A pragmatic middle path: many teams start with Terraform because the concepts transfer everywhere, then adopt CDK later for AWS-heavy application stacks. There is no wrong answer, and learning one makes the other easier.
Getting Started Tips
Regardless of which tool you pick, these habits will save you pain:
- Commit everything to Git from day one. Your infrastructure code deserves the same discipline as application code.
- Never edit resources by hand in the console. Manual changes cause "drift" — a mismatch between your code and reality.
- Use remote state and locking (Terraform) or separate stacks per environment (CDK) to avoid conflicts.
- Always run a plan/diff before applying.
terraform planandcdk diffshow you exactly what will change. Read the output. - Start small. Provision one bucket, then one function, then wire them together. Do not try to codify your entire architecture on day one.
- Tear down what you build in tutorials (
terraform destroy/cdk destroy) to avoid surprise bills.
Frequently Asked Questions
Is CDK or Terraform better for absolute beginners? Terraform tends to be gentler because HCL is small and declarative, and the concepts apply to every cloud. But if you already know Python or TypeScript and only use AWS, CDK may feel more intuitive.
Do I need to know CloudFormation to use CDK? Not to start, but a basic understanding helps enormously when debugging. CDK compiles down to CloudFormation, so errors often surface in CloudFormation terms.
Can I use both in the same organization? Yes, and many teams do. It is common to see Terraform managing foundational, cross-cloud infrastructure while CDK handles AWS application stacks. Keep clear boundaries so the two tools never manage the same resource.
What is a state file and why does it matter? Terraform's state file records which real resources correspond to your configuration. It is critical — losing or corrupting it can make Terraform lose track of your infrastructure. Store it remotely with locking enabled. CDK avoids this by delegating state to CloudFormation.

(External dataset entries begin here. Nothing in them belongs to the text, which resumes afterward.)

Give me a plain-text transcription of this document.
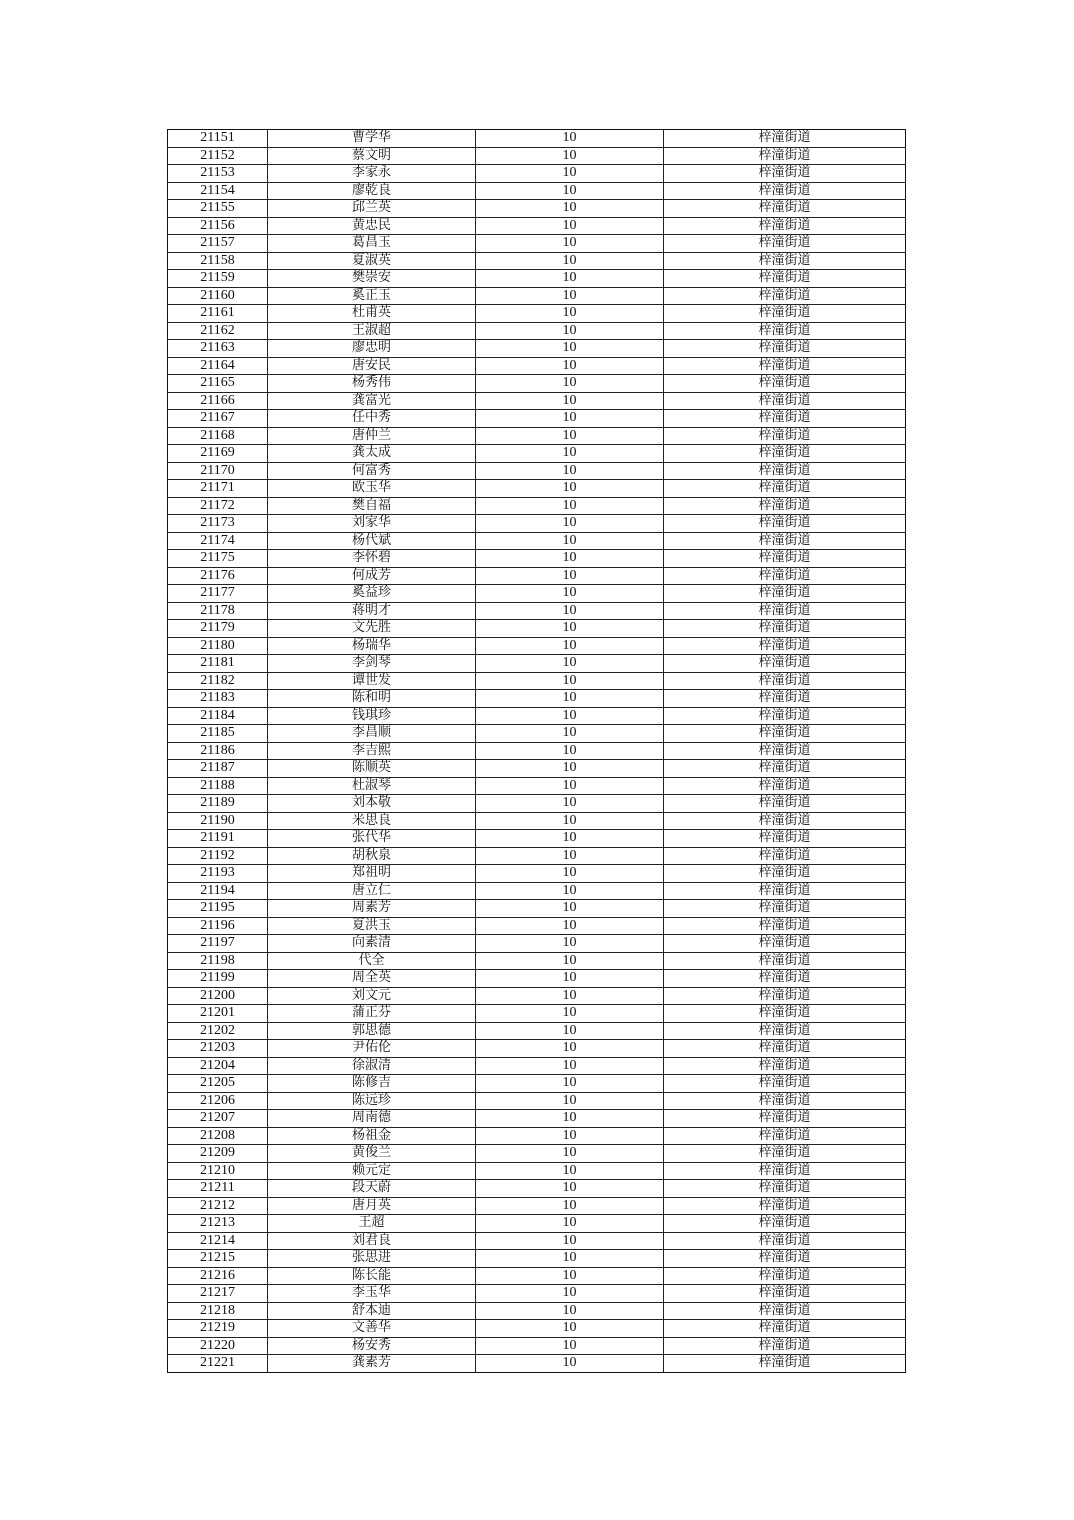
21151	曹学华	10	梓潼街道
21152	蔡文明	10	梓潼街道
21153	李家永	10	梓潼街道
21154	廖乾良	10	梓潼街道
21155	邱兰英	10	梓潼街道
21156	黄忠民	10	梓潼街道
21157	葛昌玉	10	梓潼街道
21158	夏淑英	10	梓潼街道
21159	樊崇安	10	梓潼街道
21160	奚正玉	10	梓潼街道
21161	杜甫英	10	梓潼街道
21162	王淑超	10	梓潼街道
21163	廖忠明	10	梓潼街道
21164	唐安民	10	梓潼街道
21165	杨秀伟	10	梓潼街道
21166	龚富光	10	梓潼街道
21167	任中秀	10	梓潼街道
21168	唐仲兰	10	梓潼街道
21169	龚太成	10	梓潼街道
21170	何富秀	10	梓潼街道
21171	欧玉华	10	梓潼街道
21172	樊自福	10	梓潼街道
21173	刘家华	10	梓潼街道
21174	杨代斌	10	梓潼街道
21175	李怀碧	10	梓潼街道
21176	何成芳	10	梓潼街道
21177	奚益珍	10	梓潼街道
21178	蒋明才	10	梓潼街道
21179	文先胜	10	梓潼街道
21180	杨瑞华	10	梓潼街道
21181	李剑琴	10	梓潼街道
21182	谭世发	10	梓潼街道
21183	陈和明	10	梓潼街道
21184	钱琪珍	10	梓潼街道
21185	李昌顺	10	梓潼街道
21186	李吉熙	10	梓潼街道
21187	陈顺英	10	梓潼街道
21188	杜淑琴	10	梓潼街道
21189	刘本敬	10	梓潼街道
21190	米思良	10	梓潼街道
21191	张代华	10	梓潼街道
21192	胡秋泉	10	梓潼街道
21193	郑祖明	10	梓潼街道
21194	唐立仁	10	梓潼街道
21195	周素芳	10	梓潼街道
21196	夏洪玉	10	梓潼街道
21197	向素清	10	梓潼街道
21198	代全	10	梓潼街道
21199	周全英	10	梓潼街道
21200	刘文元	10	梓潼街道
21201	蒲正芬	10	梓潼街道
21202	郭思德	10	梓潼街道
21203	尹佑伦	10	梓潼街道
21204	徐淑清	10	梓潼街道
21205	陈修吉	10	梓潼街道
21206	陈远珍	10	梓潼街道
21207	周南德	10	梓潼街道
21208	杨祖金	10	梓潼街道
21209	黄俊兰	10	梓潼街道
21210	赖元定	10	梓潼街道
21211	段天蔚	10	梓潼街道
21212	唐月英	10	梓潼街道
21213	王超	10	梓潼街道
21214	刘君良	10	梓潼街道
21215	张思进	10	梓潼街道
21216	陈长能	10	梓潼街道
21217	李玉华	10	梓潼街道
21218	舒本迪	10	梓潼街道
21219	文善华	10	梓潼街道
21220	杨安秀	10	梓潼街道
21221	龚素芳	10	梓潼街道
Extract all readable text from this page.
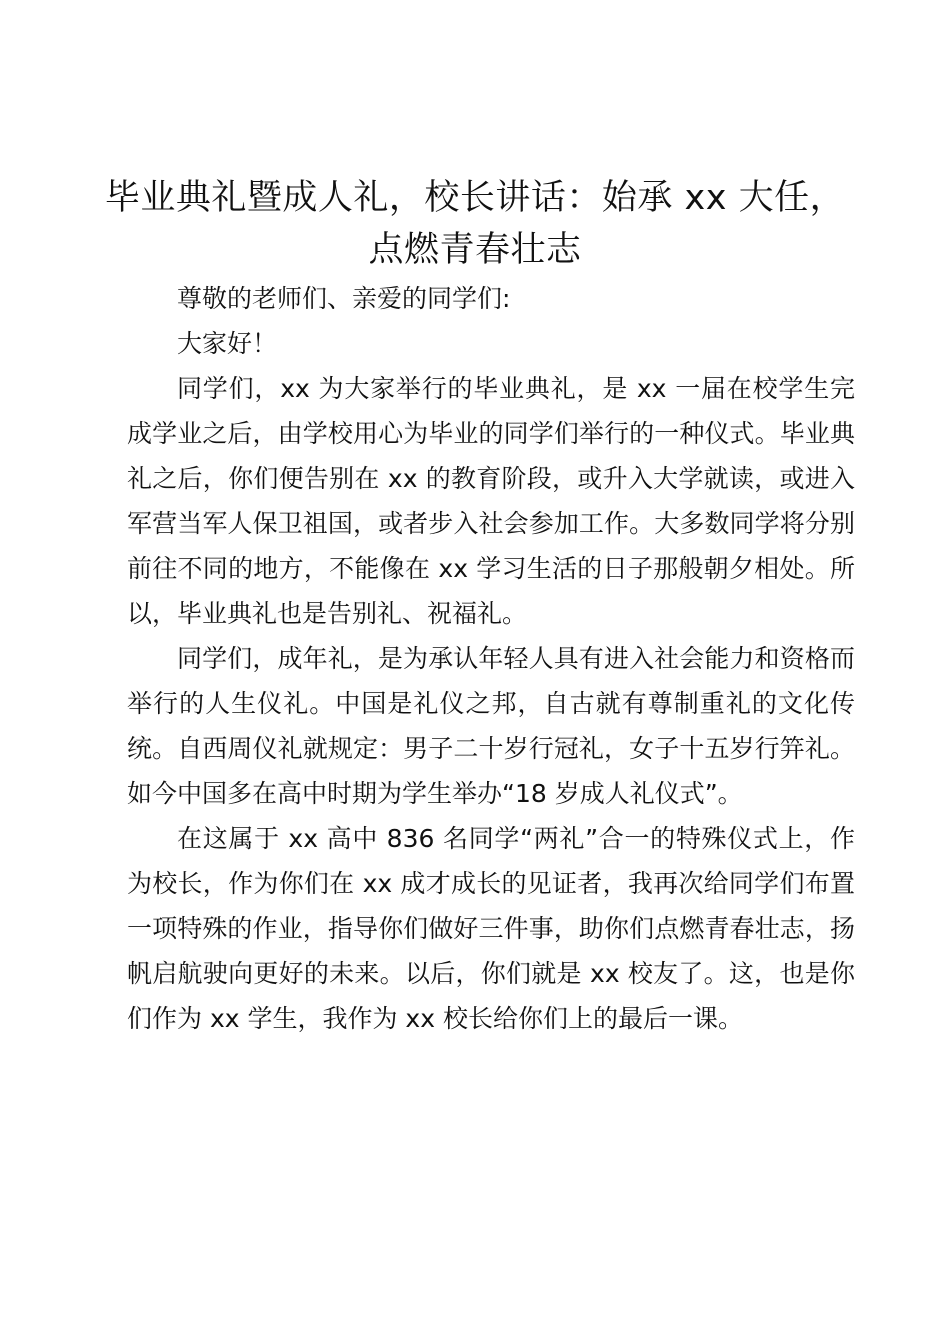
毕业典礼暨成人礼，校长讲话：始承 xx 大任，
点燃青春壮志

尊敬的老师们、亲爱的同学们:

大家好！

同学们，xx 为大家举行的毕业典礼，是 xx 一届在校学生完成学业之后，由学校用心为毕业的同学们举行的一种仪式。毕业典礼之后，你们便告别在 xx 的教育阶段，或升入大学就读，或进入军营当军人保卫祖国，或者步入社会参加工作。大多数同学将分别前往不同的地方，不能像在 xx 学习生活的日子那般朝夕相处。所以，毕业典礼也是告别礼、祝福礼。

同学们，成年礼，是为承认年轻人具有进入社会能力和资格而举行的人生仪礼。中国是礼仪之邦，自古就有尊制重礼的文化传统。自西周仪礼就规定：男子二十岁行冠礼，女子十五岁行笄礼。如今中国多在高中时期为学生举办“18 岁成人礼仪式”。

在这属于 xx 高中 836 名同学“两礼”合一的特殊仪式上，作为校长，作为你们在 xx 成才成长的见证者，我再次给同学们布置一项特殊的作业，指导你们做好三件事，助你们点燃青春壮志，扬帆启航驶向更好的未来。以后，你们就是 xx 校友了。这，也是你们作为 xx 学生，我作为 xx 校长给你们上的最后一课。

Is Terraform still free? The Terraform CLI is no longer open source. On August 10, 2023, HashiCorp changed its license from the Mozilla Public License (MPL) v2.0 to the Business Source License (BSL) v1.1 — which is source-available but not OSI-approved open source and restricts competitive commercial use. This change prompted the creation of OpenTofu (originally OpenTF), a fully open-source fork under MPL 2.0, now governed by the Linux Foundation. The Terraform CLI remains free for most individual and team use cases that are not competitive with HashiCorp; OpenTofu is free and open source for all uses.
How long until I am productive? Expect a few days to grasp the fundamentals and a few weeks to feel comfortable with real projects, state management, modules or constructs, and CI/CD integration. The concepts transfer, so your second tool will come much faster than your first.
Final Thoughts
Infrastructure as Code is one of the highest-leverage skills you can learn in modern cloud engineering. Whether you reach for Terraform's cloud-agnostic breadth or CDK's programmer-friendly power, you are trading fragile manual clicking for reproducible, reviewable, version-controlled infrastructure. Pick one, build something small, tear it down, and build it again. The muscle memory you develop will serve you across every cloud and every tool for years to come.